Art and Utopia

The Costakis collection represents in chronological order, from approximately 1910 – 30, almost all the artists who have been associated with the Russian avant–garde in one way or the other, and whose work reflect the ideological and formal quests of their age. Very well represented are Kasimir Malevich, Vladimir Tatlin, El Lissitsky, Liubov Popova, Olga Rozanova, Nadeshda Udaltsova, Alexandr Rodchenko, Solomon Nikritin, Ivan Kliun, Gustav Klucis, Ilya Chashnik, Boris Ender, Alexandr Drevin, Ivan Kudriashev, Antonia Sofronova, Konstantin Vialov, and many others who form a unified and diverse whole, representing a real challenge for the future researcher to rewrite the “continuation” of a multifaceted and intensely problematic history of art.

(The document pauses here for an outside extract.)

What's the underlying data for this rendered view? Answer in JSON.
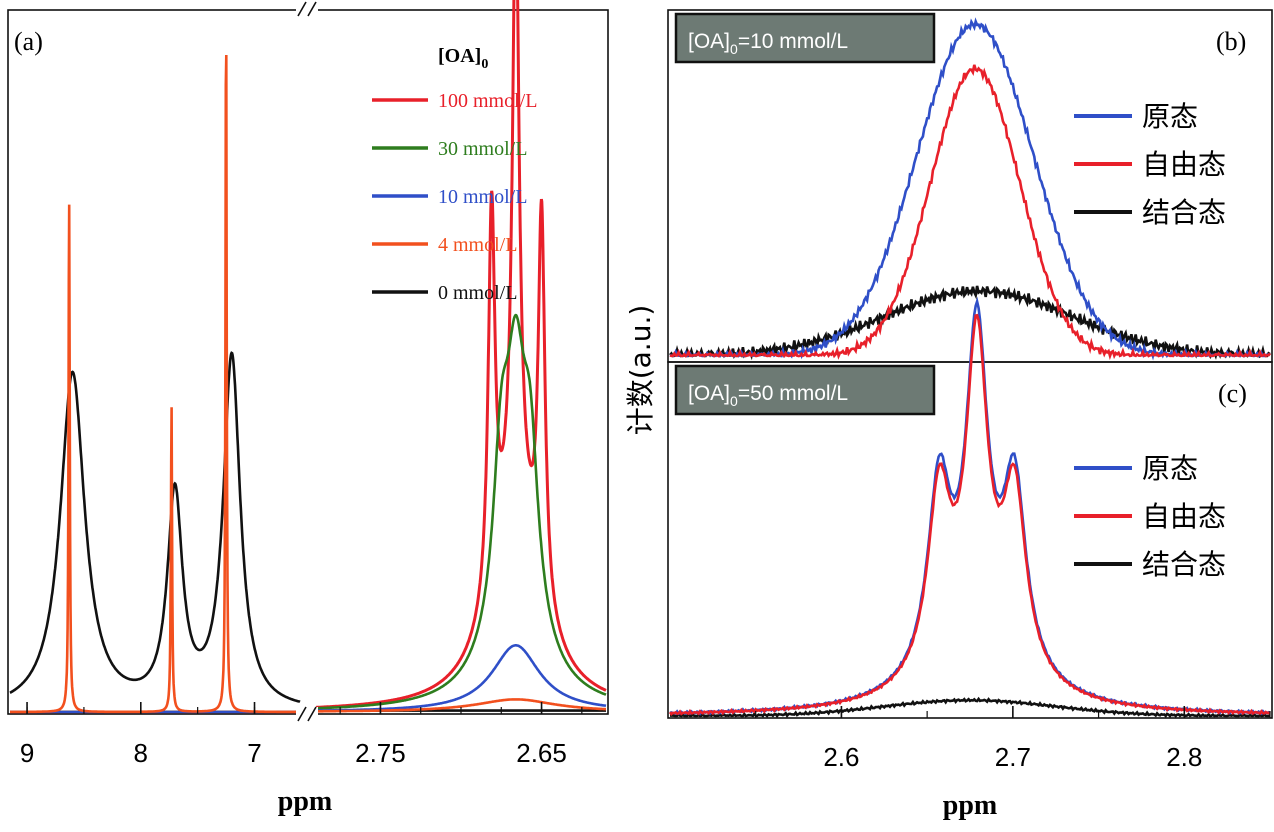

The works of some of the artists, like Popova, Kliun or Klucis, who are each represented with anything between sixty to a hundred works, could constitute a complete collection on their own. It has become clear that the essential aims of the State Museum of Contemporary Art will be the creation of proper conditions for the unrestricted study of this massive amount of material, connecting the Museum with the University and specifically with the department of History of Art for the benefit of students and post-graduate researchers, the improvement of the collection’s maintenance an cataloging, and the development of relations between European and American research institutions and art foundations.

The works of the collection speak to us vividly about the radical changes that took place in the arts at a critical time in European history. They are the “masterpieces” of a collection that refers to key personalities of an era, to pioneering movements and artistic directions, social systems and complex, multifaceted developments that have all the hallmarks of a fascinating, revolutionary era.

Miltiades Papanikolaou, DIRECTOR OF S.M.C.A.